La Quaresima viene a ricordarci che i cristiani si caratterizzano precisamente per la loro disponibilità di ammettere umilmente i propri torti. Rifiutarsi di farlo, identificarsi con il Bene, significa rendersi incapaci non solo di percepire i termini reali della propria situazione, ma rendersi incapaci di perdonare l’altro, che viene automaticamente identificato con il Male. Da questo punto di vista, lo stile dell’Occidente evidenzia che il conflitto attuale è tutto tranne che un confronto tra prospettive religiose diverse, perché in campo, di religioni, sembra esservene in realtà solo una, quella islamica.
Qualcosa del genere sta accadendo pure all’interno del nostro Paese. Una polemica astiosa, una rissa senza esclusione di colpi, ha sostituito il dibattito politico. Anche qui, il Bene e il Male assoluti sembrano fronteggiarsi. Il problema è che entrambi i contendenti identificano se stessi con il primo termine e l’avversario con il secondo. In nessuna delle due parti sembra trovare spazio un briciolo di autocritica, meno che mai una richiesta di perdono, se non altro rivolta alla comunità civile. Da qui anche l’incapacità di venirsi incontro e di perdonare senza per questo dover giustificare le colpe reciproche.
Ancora una volta, lo spirito della Quaresima suggerirebbe un ben diverso atteggiamento. A prenderlo sul serio, esso inviterebbe a non demonizzare l’avversario e a riconoscere, se mai, gli errori e le colpe di cui si ha la diretta responsabilità. Solo dopo si avrebbe la lucidità e la credibilità per denunziare quelli degli altri.

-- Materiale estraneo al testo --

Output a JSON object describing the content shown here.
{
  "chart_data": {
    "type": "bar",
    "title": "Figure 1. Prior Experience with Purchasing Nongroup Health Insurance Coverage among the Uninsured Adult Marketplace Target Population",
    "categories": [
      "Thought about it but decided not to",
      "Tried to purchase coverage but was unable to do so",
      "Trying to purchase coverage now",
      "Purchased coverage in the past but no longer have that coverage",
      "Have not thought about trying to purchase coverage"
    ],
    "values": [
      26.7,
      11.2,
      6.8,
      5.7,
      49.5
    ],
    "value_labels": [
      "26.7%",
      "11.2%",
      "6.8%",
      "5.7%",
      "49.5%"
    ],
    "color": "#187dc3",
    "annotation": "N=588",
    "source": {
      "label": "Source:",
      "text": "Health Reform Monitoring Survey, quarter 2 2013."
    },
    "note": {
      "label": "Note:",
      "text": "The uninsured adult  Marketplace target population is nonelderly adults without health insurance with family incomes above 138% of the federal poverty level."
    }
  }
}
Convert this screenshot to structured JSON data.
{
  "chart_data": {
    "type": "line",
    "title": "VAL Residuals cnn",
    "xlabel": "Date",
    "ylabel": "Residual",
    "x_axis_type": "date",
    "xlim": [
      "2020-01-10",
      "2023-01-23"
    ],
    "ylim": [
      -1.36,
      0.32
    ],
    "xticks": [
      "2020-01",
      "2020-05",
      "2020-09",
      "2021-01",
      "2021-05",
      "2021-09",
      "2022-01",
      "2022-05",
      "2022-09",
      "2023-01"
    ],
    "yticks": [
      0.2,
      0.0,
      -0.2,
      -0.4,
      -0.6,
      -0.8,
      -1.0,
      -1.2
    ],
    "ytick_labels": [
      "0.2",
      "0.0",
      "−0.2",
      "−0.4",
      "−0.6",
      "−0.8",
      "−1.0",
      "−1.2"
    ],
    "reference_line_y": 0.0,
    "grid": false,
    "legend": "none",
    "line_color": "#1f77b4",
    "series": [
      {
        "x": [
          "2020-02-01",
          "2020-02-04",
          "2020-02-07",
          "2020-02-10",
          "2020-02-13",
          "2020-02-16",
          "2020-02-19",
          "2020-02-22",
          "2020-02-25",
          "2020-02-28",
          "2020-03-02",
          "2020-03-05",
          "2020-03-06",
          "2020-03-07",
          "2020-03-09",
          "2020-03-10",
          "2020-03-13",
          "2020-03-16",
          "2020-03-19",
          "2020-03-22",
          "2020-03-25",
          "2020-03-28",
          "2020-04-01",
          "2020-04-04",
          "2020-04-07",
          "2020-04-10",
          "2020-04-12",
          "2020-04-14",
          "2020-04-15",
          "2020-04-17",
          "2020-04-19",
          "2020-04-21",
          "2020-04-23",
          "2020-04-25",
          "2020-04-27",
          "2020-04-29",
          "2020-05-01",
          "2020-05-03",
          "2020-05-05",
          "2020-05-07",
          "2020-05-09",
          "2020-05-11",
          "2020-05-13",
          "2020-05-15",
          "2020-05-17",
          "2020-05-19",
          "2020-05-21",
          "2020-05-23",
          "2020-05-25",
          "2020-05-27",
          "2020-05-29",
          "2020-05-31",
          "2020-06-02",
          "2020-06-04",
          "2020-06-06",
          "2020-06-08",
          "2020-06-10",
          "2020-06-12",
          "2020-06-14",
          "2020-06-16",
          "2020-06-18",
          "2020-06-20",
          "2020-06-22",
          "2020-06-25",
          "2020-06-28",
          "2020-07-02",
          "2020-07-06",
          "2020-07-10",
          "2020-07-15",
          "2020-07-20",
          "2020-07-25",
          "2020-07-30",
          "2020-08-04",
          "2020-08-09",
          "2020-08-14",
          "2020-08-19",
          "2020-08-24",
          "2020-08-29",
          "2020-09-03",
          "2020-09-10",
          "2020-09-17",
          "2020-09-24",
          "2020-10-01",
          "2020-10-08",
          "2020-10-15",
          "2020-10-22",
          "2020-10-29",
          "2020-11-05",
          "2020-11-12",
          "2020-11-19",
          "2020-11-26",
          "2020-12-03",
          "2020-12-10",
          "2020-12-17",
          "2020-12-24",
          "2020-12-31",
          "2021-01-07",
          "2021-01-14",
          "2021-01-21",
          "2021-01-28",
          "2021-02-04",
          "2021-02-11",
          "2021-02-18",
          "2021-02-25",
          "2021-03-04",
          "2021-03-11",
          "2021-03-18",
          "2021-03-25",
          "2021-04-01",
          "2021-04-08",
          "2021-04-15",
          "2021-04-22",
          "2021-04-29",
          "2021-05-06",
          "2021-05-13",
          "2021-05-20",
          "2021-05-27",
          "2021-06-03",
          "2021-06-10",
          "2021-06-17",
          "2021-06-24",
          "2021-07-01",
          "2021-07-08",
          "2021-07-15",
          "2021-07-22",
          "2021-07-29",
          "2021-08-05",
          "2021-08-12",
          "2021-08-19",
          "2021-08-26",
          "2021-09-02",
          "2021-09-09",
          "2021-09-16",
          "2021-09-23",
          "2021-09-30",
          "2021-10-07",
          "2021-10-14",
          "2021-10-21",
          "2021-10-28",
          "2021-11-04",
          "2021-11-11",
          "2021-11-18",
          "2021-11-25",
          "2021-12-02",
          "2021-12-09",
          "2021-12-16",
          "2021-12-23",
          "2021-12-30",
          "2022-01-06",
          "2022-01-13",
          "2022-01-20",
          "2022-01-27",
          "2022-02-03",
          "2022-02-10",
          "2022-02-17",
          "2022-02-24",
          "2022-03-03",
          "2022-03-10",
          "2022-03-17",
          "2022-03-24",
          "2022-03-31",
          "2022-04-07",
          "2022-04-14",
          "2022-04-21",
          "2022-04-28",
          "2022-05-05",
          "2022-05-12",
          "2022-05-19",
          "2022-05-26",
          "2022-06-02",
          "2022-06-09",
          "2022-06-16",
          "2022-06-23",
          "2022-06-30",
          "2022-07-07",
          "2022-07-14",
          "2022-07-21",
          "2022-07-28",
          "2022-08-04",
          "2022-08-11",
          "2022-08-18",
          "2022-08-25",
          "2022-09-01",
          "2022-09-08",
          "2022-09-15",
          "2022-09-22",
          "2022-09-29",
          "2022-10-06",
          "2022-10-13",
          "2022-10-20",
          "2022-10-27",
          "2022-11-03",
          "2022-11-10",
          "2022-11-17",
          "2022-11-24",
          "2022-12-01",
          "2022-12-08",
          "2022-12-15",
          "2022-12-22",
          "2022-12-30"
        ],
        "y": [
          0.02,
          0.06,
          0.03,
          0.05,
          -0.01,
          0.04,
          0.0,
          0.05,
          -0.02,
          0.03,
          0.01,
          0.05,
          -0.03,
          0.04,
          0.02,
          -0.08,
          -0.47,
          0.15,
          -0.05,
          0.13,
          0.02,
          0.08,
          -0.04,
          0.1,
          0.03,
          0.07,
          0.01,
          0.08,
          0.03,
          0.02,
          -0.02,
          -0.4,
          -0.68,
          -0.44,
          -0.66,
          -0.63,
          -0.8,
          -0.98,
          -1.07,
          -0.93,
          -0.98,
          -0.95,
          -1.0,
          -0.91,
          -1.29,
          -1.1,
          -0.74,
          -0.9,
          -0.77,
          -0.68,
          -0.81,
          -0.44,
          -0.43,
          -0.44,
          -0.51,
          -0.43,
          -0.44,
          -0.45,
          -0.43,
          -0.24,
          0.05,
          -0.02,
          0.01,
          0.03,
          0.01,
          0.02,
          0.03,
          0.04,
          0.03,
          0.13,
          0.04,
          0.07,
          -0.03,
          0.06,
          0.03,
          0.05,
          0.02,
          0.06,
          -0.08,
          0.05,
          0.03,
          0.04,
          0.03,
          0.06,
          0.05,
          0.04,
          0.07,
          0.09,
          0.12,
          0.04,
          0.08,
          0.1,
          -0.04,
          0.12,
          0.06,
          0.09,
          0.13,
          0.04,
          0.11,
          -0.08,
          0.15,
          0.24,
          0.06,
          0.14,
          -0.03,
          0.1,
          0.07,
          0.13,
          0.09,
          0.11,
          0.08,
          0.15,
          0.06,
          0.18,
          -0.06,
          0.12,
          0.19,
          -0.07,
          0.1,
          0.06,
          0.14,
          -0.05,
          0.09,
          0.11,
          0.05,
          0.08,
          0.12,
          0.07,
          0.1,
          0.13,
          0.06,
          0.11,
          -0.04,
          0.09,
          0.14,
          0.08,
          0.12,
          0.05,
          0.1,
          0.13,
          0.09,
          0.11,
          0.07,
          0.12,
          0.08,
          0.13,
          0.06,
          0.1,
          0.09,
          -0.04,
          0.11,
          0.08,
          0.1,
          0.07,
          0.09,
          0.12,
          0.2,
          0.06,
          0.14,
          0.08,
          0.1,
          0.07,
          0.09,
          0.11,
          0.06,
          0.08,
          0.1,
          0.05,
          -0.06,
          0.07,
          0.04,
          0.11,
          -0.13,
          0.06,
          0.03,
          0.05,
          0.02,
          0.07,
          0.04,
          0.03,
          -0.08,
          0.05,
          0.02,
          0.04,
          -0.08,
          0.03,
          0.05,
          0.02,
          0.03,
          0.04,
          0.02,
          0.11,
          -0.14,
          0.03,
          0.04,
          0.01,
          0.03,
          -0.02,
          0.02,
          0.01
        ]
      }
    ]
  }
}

Se poi questo stile appartenga a una tradizione bigotta, che non ha nulla da insegnare ai politici dei nostri giorni, o costituisca invece la sola possibilità reale di uscire dalle situazioni di stallo che, dentro e fuori l’Italia, si sono create negli ultimi mesi, lo lasciamo decidere a chi ha avuto la pazienza di seguirci in questa riflessione.